Results from the Phase 3 ALTA 1L Trial demonstrated ALUNBRIG as a better treatment for ALK+ Metastatic NSCLC, compared to Crizotinib
Takeda Pharmaceutical Company headquarters in Chuo-ku, Osaka, Japan. (Credit: J o/Wikipedia.)
Japan-based pharmaceutical company Takeda has secured the US Food and Drug Administration (FDA) approval for ALUNBRIG (brigatinib) to treat a rare type of non-small cell lung cancer (NSCLC).
The US regulatory agency has indicated ALUNBRIG to treat patients with anaplastic lymphoma kinase-positive (ALK+) metastatic NSCLC, detected by an FDA-approved test.
ALUNBRIG is a selective next-generation tyrosine kinase inhibitor (TKI) designed to target ALK molecular alterations. The FDA approval expands the ALUNBRIG’s indication to include the first-line setting, said the company.
Takeda global oncology business unit president Teresa Bitetti said: “We’re extremely proud of the positive results ALUNBRIG has shown for newly diagnosed ALK+ NSCLC patients, particularly those with brain metastases.
“Through a robust clinical development program and ongoing investigations across the NSCLC treatment landscape, Takeda is committed to uncovering solutions for people living with devastating forms of lung cancer in need of new options.
“We believe this approval for ALUNBRIG is a substantial step in the right direction and represents significant progress for Takeda’s broader lung cancer portfolio.”
The FDA approval for ALUNBRIG is based on Phase 3 ALTA 1L trial results
The pharmaceutical firm said that the FDA approval is based on results from the Phase 3 ALK in Lung Cancer Trial of BrigAtinib in 1st Line (ALTA 1L) trial, which evaluated the safety and efficacy of ALUNBRIG compared to crizotinib.
Phase 3 ALTA 1L trial is an ongoing, randomised, open-label, comparative, multicentre trial, which enrolled 275 adult patients with ALK+ locally advanced or metastatic NSCLC, who did not receive prior treatment with an ALK inhibitor.

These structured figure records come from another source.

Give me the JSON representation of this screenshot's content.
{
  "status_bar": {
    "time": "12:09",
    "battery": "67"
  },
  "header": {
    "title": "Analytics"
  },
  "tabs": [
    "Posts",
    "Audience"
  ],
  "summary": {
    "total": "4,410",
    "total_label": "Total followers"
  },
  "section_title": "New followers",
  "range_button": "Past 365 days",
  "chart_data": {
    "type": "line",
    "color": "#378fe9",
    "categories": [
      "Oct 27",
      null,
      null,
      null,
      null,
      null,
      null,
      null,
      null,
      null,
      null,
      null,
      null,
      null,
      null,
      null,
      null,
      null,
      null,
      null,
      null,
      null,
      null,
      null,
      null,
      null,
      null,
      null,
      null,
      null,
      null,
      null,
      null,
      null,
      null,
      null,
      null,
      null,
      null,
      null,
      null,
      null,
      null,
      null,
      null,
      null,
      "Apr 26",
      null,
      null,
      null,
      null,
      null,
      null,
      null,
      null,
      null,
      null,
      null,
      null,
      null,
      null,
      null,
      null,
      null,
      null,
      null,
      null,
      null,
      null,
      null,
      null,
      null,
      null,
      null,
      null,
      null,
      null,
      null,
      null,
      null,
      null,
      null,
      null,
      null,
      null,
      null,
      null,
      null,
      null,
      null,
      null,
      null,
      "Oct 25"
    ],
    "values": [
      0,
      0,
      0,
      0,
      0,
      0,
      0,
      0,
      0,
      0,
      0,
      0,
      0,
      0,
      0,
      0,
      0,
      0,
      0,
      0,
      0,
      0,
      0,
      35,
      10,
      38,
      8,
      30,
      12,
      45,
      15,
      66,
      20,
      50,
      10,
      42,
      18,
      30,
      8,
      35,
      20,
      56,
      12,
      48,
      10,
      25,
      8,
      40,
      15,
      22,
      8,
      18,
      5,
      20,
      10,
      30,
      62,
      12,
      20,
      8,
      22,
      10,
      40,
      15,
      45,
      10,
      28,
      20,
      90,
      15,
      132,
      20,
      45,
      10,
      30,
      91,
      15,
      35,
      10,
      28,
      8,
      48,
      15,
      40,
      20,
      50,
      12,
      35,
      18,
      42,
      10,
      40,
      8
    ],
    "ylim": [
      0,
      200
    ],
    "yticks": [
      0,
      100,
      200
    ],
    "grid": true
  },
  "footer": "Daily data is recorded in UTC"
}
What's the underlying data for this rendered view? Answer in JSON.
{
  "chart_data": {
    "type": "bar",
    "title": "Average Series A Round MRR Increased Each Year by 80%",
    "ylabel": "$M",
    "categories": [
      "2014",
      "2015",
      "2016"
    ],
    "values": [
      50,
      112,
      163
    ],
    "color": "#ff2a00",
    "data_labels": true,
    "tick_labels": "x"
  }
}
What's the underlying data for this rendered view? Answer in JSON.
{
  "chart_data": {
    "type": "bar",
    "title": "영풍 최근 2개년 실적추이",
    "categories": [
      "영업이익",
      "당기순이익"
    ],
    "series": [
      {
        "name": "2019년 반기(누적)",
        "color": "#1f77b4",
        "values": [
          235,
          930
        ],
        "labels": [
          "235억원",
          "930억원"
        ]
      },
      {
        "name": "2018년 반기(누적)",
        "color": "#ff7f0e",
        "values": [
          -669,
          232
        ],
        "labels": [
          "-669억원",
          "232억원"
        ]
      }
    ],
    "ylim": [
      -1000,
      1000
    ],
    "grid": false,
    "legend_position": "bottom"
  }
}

In the clinical study, ALUNBRIG has reduced the risk of disease progression or death compared to crizotinib, with a 24-month median progression-free survival (PFS) as assessed by a blinded independent review committee (BIRC) compared to 11 months for crizotinib.
In addition, ALUNBRIG showed 74% confirmed overall response rate (ORR), where crizotinib showed 62%, as assessed by a BIRC. ALUNBRIG demonstrated a confirmed intracranial ORR for patients with measurable brain metastases at baseline of 78%, where crizotinib showed 26%.
The most common adverse reactions in the ALTA 1L trial include diarrhoea, rash, cough, hypertension, fatigue, nausea, myalgia, dyspnea, abdominal pain, and headache.